A small but intrepid crowd stayed the distance of Mossgreen’s two day winter sale of some 300 lots, curiously curtailed to only seventy eight lots on Day 1, leaving 250 lots for the marathon second sitting. Those that stayed were prepared to fight with the bank of telephones for the favoured works that they had come for—sometimes leaving disappointed.
This meant that some works confidently surpassed expectations because of bidding duels, while others were passed. The clearance rate of just over 59% by lot was the same for both days, for the more expensive works on Day 1 and for the modestly reserved offerings on Day 2. This means that at all price levels of the market, people knew what they wanted and were not distracted.
At the night sale on Day 1, the small undated Ethel Carrick Fox oil on panel, In the Luxembourg Gardens (Lot 5 ), chosen by Mossgreen as its cover painting, seemed to glow with deft impressionist brushwork. Even though its surface needed a clean, and even though it cried out for an authentic period frame, it was deservedly pushed to $45,500 IBP against an upper estimate of $18,000—a worthy triumph for the collecting spirit.
Continuing with a theme of women painters to watch, a spectacular painting by Jessie Traill, Logging, 1913 (Lot 65 ) this time braced by a superb period frame—and with a quietly poetic take on the very masculine subject matter of felled trees in the Australian Bush—inexplicably failed to find a buyer.

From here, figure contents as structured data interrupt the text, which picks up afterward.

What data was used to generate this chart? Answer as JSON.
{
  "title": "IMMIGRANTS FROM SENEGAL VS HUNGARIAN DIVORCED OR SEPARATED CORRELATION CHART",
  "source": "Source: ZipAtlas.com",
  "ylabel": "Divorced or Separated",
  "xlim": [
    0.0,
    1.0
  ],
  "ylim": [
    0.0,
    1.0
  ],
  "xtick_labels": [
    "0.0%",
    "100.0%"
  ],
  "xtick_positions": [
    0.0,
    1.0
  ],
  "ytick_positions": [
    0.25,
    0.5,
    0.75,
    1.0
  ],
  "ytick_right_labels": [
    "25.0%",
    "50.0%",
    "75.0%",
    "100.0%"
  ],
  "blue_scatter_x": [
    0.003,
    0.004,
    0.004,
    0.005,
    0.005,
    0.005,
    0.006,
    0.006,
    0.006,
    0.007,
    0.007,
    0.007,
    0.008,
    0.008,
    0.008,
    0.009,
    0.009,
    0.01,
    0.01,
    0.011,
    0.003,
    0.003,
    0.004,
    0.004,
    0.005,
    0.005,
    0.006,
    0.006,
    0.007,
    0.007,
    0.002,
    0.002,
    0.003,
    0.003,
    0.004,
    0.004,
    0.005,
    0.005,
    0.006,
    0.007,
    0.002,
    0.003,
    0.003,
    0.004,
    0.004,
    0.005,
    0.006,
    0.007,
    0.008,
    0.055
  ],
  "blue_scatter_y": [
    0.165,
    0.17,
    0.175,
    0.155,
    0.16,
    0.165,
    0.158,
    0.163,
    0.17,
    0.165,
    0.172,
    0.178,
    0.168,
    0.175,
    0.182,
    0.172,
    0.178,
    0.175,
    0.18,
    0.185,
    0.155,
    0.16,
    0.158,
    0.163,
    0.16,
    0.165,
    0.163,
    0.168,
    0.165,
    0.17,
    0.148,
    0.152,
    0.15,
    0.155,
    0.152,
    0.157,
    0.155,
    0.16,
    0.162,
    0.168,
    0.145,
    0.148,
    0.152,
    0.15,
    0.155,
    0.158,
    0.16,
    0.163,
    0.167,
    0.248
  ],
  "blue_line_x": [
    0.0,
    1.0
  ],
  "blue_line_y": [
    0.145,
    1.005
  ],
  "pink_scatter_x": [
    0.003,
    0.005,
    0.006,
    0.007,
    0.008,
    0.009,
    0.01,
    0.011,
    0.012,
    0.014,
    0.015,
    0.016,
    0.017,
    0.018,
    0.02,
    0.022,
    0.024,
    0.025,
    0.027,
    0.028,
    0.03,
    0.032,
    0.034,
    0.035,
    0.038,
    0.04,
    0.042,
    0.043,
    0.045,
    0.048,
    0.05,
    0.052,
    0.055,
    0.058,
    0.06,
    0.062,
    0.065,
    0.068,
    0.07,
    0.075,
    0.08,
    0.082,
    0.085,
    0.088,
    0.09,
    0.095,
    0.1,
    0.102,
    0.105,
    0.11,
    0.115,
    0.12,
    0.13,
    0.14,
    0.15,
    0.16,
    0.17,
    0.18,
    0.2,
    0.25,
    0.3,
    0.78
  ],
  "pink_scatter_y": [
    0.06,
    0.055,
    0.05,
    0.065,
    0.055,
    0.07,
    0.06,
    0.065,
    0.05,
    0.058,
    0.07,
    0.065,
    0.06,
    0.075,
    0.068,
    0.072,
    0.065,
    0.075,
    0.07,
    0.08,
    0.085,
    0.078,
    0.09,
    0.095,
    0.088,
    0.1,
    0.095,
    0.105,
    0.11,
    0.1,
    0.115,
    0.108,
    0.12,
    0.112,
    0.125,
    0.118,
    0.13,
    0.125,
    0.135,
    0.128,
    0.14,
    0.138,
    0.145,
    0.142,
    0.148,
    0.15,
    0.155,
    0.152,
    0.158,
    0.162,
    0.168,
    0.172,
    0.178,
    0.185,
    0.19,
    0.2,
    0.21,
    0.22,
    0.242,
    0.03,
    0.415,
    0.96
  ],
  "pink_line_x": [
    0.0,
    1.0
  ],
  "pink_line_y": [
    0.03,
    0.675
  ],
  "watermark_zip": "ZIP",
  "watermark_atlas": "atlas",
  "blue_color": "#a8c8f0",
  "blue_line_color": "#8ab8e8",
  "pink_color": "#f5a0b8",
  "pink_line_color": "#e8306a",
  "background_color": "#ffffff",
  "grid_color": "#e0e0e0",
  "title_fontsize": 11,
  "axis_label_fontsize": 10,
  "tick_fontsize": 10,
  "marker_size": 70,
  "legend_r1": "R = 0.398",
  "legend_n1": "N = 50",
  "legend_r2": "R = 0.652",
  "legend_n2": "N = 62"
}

Also unsold on the night was the conflicted Albert Tucker ‘Antipodean Head’, Attack of the Beast, 1953-55-86, (Lot 28 ), a classically European image of suffering and self-doubt that the artist had re-assessed and adjusted on the stated dates during his career. The reserve (near the $150,000 lower estimate) was possibly too restrictive as other similar pivotal works by Tucker, such as Faun Attacked by Parrots, 1967, seem to place the conflicted action in an unmistakably Australian context. The market loves Australianness. Our desire to understand the local, the culture of our place, has certainly helped the iconic status of folklore artists such as Sidney Nolan.
Naturally our culture is made whole and enriched by the widening appreciation of Western Desert painting. On Day 2, a beautiful collection of sixteen modestly scaled paintings on canvas and board almost universally found new homes. They were richly coloured and alive with dreaming through the implied land features, tracks, and effortless dot-painted asymmetry.
Here is Kenny Bell Tjampitjinpa’s Untitled, 1975, (lot 135) sold for $4550 IBP against an upper $3000 estimate. Higher in the market on the first day, Emily Kame Kngwarreye’s two metre Yam Dreaming, 1995 (Lot 13 ) found safe harbour at just over $100,000 IBP, falling, or rather climbing midway between the upper and lower estimate. Her effortless lines of budding ochre yams coiling against a dark ground are curiously beguiling: these are not random marks, but deliberate signs of her knowledge system as a spiritual elder. What a delight to see the Kngwarreye and Kovacs sell successfully together ‘across a crowded room’ with Mossgreen as curator.